Products aren’t specifically religious, but all the vendors are committed to giving 5 percent of profits to charity.
That same experience was partly what was behind the start of a new online community of Catholic stores: Peter’s Square. Anything contrary to the faith isn’t sold in this online marketplace.
There’s something else I love about the website: All vendors must commit to giving at least 5 percent of net profits to a Catholic ministry, charity, or parish. There’s no monitoring or verification; it’s simply a commitment based on trust, expected to be filled in good faith.
Peter’s Square launched in May of 2016, and features handmade Catholic items from artwork to t-shirts to rosary pouches. The site currently has more than a hundred approved vendors and 63 active shops. Checking out Peter’s Square, I came across handmade dolls — baby Jesus, the Blessed Mother, St. Joseph, and other saints — beautiful handpaintings and other artwork, beeswax candles, unique rosary beads and cases, Scripture-inspired note cards, and linen hand towels.
As founder David Rummelhoff explained to Regina Magazine: “A couple years ago, I started the company behind Peter’s Square — Peter’s Mark — as a way for me to contribute to the work of the many amazing Catholic charities that, I believe, are not supported enough. I soon discovered that there are thousands of small Catholic businesses creating and selling great products online. Some of these were just individuals selling rosaries; others were running their own little website selling t-shirts, and there were artists of every sort. It was inspiring and beautiful and reflective of the great diversity and beauty in the Church. Sadly, they were also hard to find. I figured that bringing them together under one roof would be a way to increase their collective exposure, helping customers and vendors.”
Some of these Catholic items were available on Etsy, but Rummelhoff wanted a company specifically dedicated to Catholic values. “Functionally, both platforms are multi-vendor marketplaces,” he explained. “Peter’s Square vendors must be Catholic, though their products aren’t necessarily religious.”
One vendor who sells on Peter’s Square, Nick Jobe, shared with Aleteia how even well-intentioned Catholic items can be used for less than great intentions: “One of my *favorite* pieces is the Memento Mori skull rosary,” Jobe said. (“Memento Mori” translates from the Latin to “Remember that you shall die.” This rosary combines the traditional rosary with the Rule of St. Benedict.)
“The idea of Memento Mori features prominently in some of my favorite artwork — the skull of Adam at the foot of Christ’s Cross, for example [read about that here] — and it’s important in my own spirituality as a Knight of Columbus,” Jobe said. “I’ve also made this rosary for a few people who sincerely appreciate the devotion and they seem to enjoy the rosary immensely.
“One day, though, I got a notification that someone had added this rosary to their ‘favorites’ on Etsy.
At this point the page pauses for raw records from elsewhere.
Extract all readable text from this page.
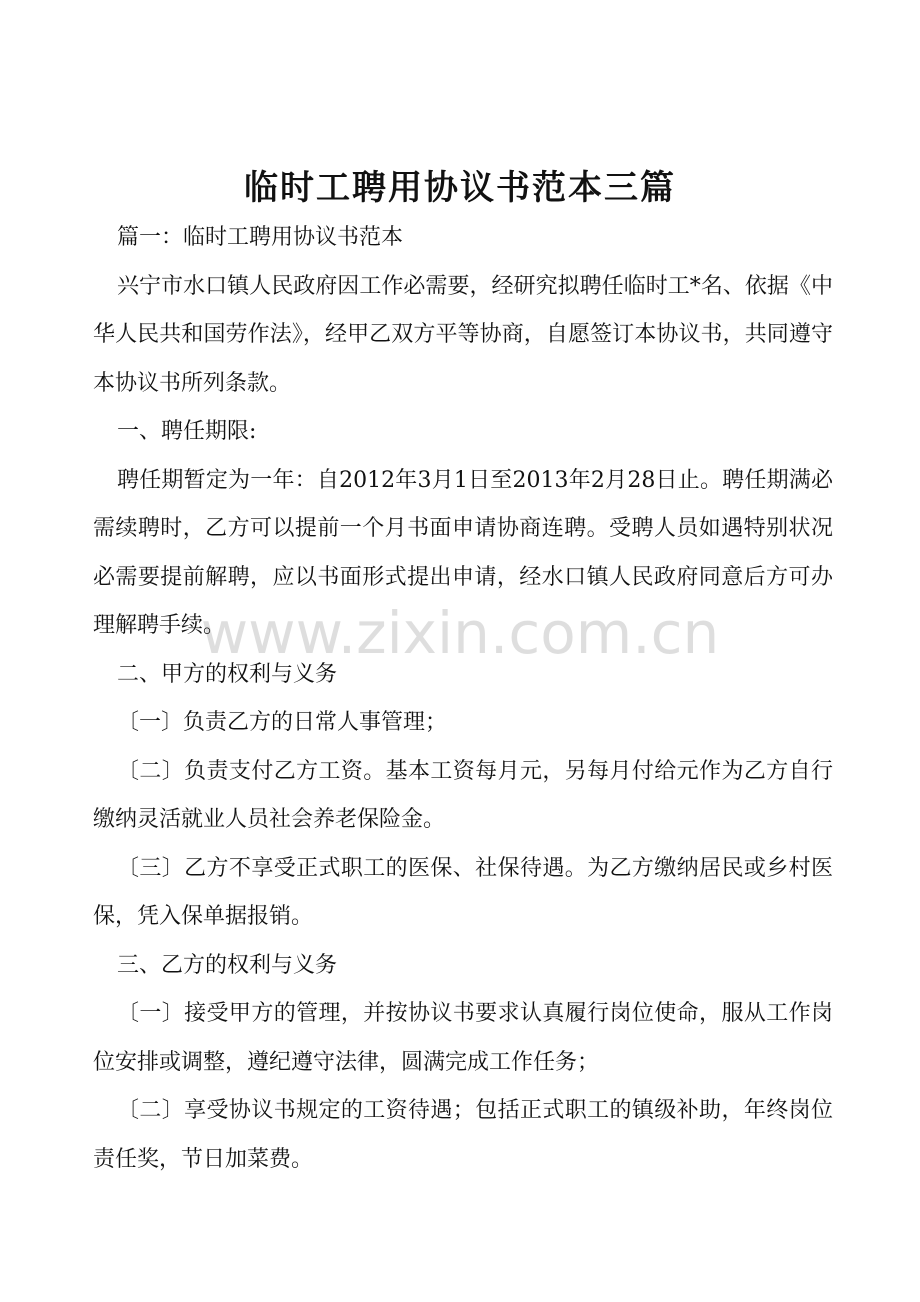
临时工聘用协议书范本三篇

篇一：临时工聘用协议书范本

兴宁市水口镇人民政府因工作必需要，经研究拟聘任临时工*名、依据《中华人民共和国劳作法》，经甲乙双方平等协商，自愿签订本协议书，共同遵守本协议书所列条款。

一、聘任期限:

聘任期暂定为一年：自2012年3月1日至2013年2月28日止。聘任期满必需续聘时，乙方可以提前一个月书面申请协商连聘。受聘人员如遇特别状况必需要提前解聘，应以书面形式提出申请，经水口镇人民政府同意后方可办理解聘手续。

二、甲方的权利与义务

〔一〕负责乙方的日常人事管理；

〔二〕负责支付乙方工资。基本工资每月元，另每月付给元作为乙方自行缴纳灵活就业人员社会养老保险金。

〔三〕乙方不享受正式职工的医保、社保待遇。为乙方缴纳居民或乡村医保，凭入保单据报销。

三、乙方的权利与义务

〔一〕接受甲方的管理，并按协议书要求认真履行岗位使命，服从工作岗位安排或调整，遵纪遵守法律，圆满完成工作任务；

〔二〕享受协议书规定的工资待遇；包括正式职工的镇级补助，年终岗位责任奖，节日加菜费。

www.zixin.com.cn
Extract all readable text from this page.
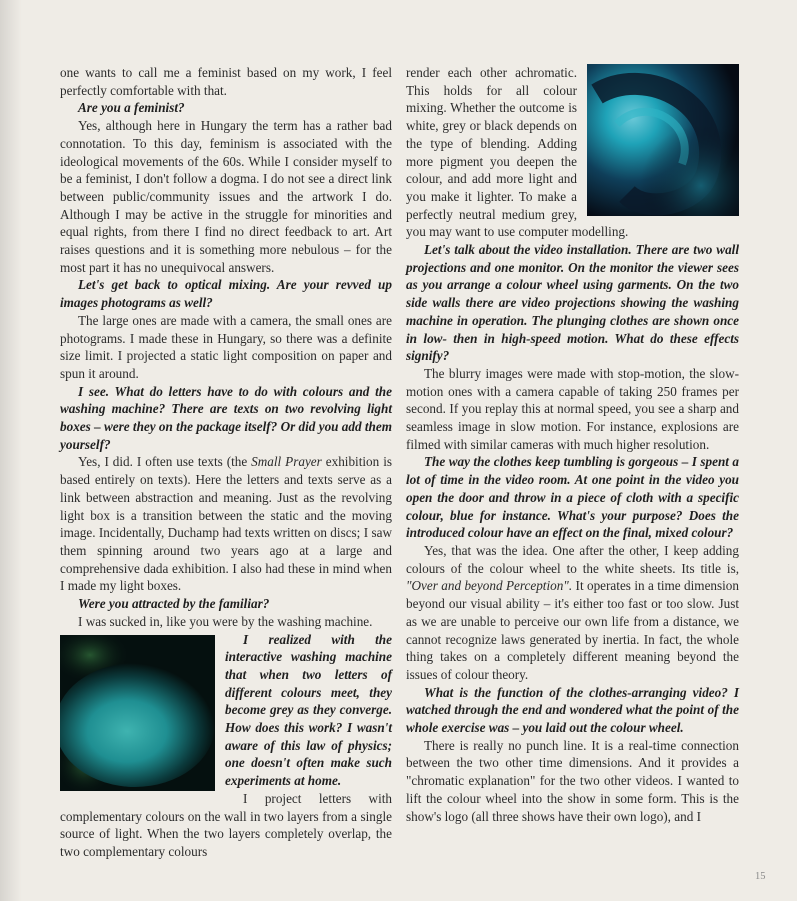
one wants to call me a feminist based on my work, I feel perfectly comfortable with that.

Are you a feminist?

Yes, although here in Hungary the term has a rather bad connotation. To this day, feminism is associated with the ideological movements of the 60s. While I consider myself to be a feminist, I don't follow a dogma. I do not see a direct link between public/community issues and the artwork I do. Although I may be active in the struggle for minorities and equal rights, from there I find no direct feedback to art. Art raises questions and it is something more nebulous – for the most part it has no unequivocal answers.

Let's get back to optical mixing. Are your revved up images photograms as well?

The large ones are made with a camera, the small ones are photograms. I made these in Hungary, so there was a definite size limit. I projected a static light composition on paper and spun it around.

I see. What do letters have to do with colours and the washing machine? There are texts on two revolving light boxes – were they on the package itself? Or did you add them yourself?

Yes, I did. I often use texts (the Small Prayer exhibition is based entirely on texts). Here the letters and texts serve as a link between abstraction and meaning. Just as the revolving light box is a transition between the static and the moving image. Incidentally, Duchamp had texts written on discs; I saw them spinning around two years ago at a large and comprehensive dada exhibition. I also had these in mind when I made my light boxes.

Were you attracted by the familiar?

I was sucked in, like you were by the washing machine.

I realized with the interactive washing machine that when two letters of different colours meet, they become grey as they converge. How does this work? I wasn't aware of this law of physics; one doesn't often make such experiments at home.

I project letters with complementary colours on the wall in two layers from a single source of light. When the two layers completely overlap, the two complementary colours

render each other achromatic. This holds for all colour mixing. Whether the outcome is white, grey or black depends on the type of blending. Adding more pigment you deepen the colour, and add more light and you make it lighter. To make a perfectly neutral medium grey, you may want to use computer modelling.

Let's talk about the video installation. There are two wall projections and one monitor. On the monitor the viewer sees as you arrange a colour wheel using garments. On the two side walls there are video projections showing the washing machine in operation. The plunging clothes are shown once in low- then in high-speed motion. What do these effects signify?

The blurry images were made with stop-motion, the slow-motion ones with a camera capable of taking 250 frames per second. If you replay this at normal speed, you see a sharp and seamless image in slow motion. For instance, explosions are filmed with similar cameras with much higher resolution.

The way the clothes keep tumbling is gorgeous – I spent a lot of time in the video room. At one point in the video you open the door and throw in a piece of cloth with a specific colour, blue for instance. What's your purpose? Does the introduced colour have an effect on the final, mixed colour?

Yes, that was the idea. One after the other, I keep adding colours of the colour wheel to the white sheets. Its title is, "Over and beyond Perception". It operates in a time dimension beyond our visual ability – it's either too fast or too slow. Just as we are unable to perceive our own life from a distance, we cannot recognize laws generated by inertia. In fact, the whole thing takes on a completely different meaning beyond the issues of colour theory.

What is the function of the clothes-arranging video? I watched through the end and wondered what the point of the whole exercise was – you laid out the colour wheel.

There is really no punch line. It is a real-time connection between the two other time dimensions. And it provides a "chromatic explanation" for the two other videos. I wanted to lift the colour wheel into the show in some form. This is the show's logo (all three shows have their own logo), and I

15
Out of curiosity about my audience, I checked this person’s public favorites, and saw my skull rosary along with a horde of ‘Hecate’s rosary’ and all kinds of other pretty disturbing occult/witchcraft kind of products. I immediately pulled that particular rosary from Etsy, and now I only have it listed there a few times a year — the month of the Holy Souls, for example. But it’s always available on Peter’s Square, because I know I can have much more confidence in the kind of audience that Peter’s Square attracts, and I know that my rosaries more than likely will not end up being purchased for nefarious purposes.”
Founder Rummelhoff explained the website’s name to Regina: “Speaking as a convert, the central issue for life in the Church is authority. The final reason for divisions is a denial of authority. So, fidelity to authority is huge for me. […] When I was trying to come up with the right name for a Catholic marketplace, I racked my brain for a week before I realized that the name was obvious. A square — as in a plaza or piazza — isn’t always a marketplace, but it can be. And there is already a St. Peter’s Square — in Rome! — that is unquestionably Catholic. So, Peter’s Square seemed a natural fit.”
Solidarity is another reason Rummelhoff saw a need for a marketplace for Catholic businesses.”More than any other reason, I believe that supporting Catholic businesses, whether they are incorporated or just an individual mom working out of her house, is an essential part of living out the principle of solidarity.”
Some of the great charities benefiting from Peter’s Square are: Sacred Heart Radio, FOCUS Missionaries, The Lennon Pregnancy Center, The Guadalupe Workers, The Archdiocese for Military Services, Sacred Heart Major Seminary, Holy Family Academy in Manchester, New Hampshire, Our Lady of the Cedars parish, Culture of Life Family Services, and Caritas Internationalis.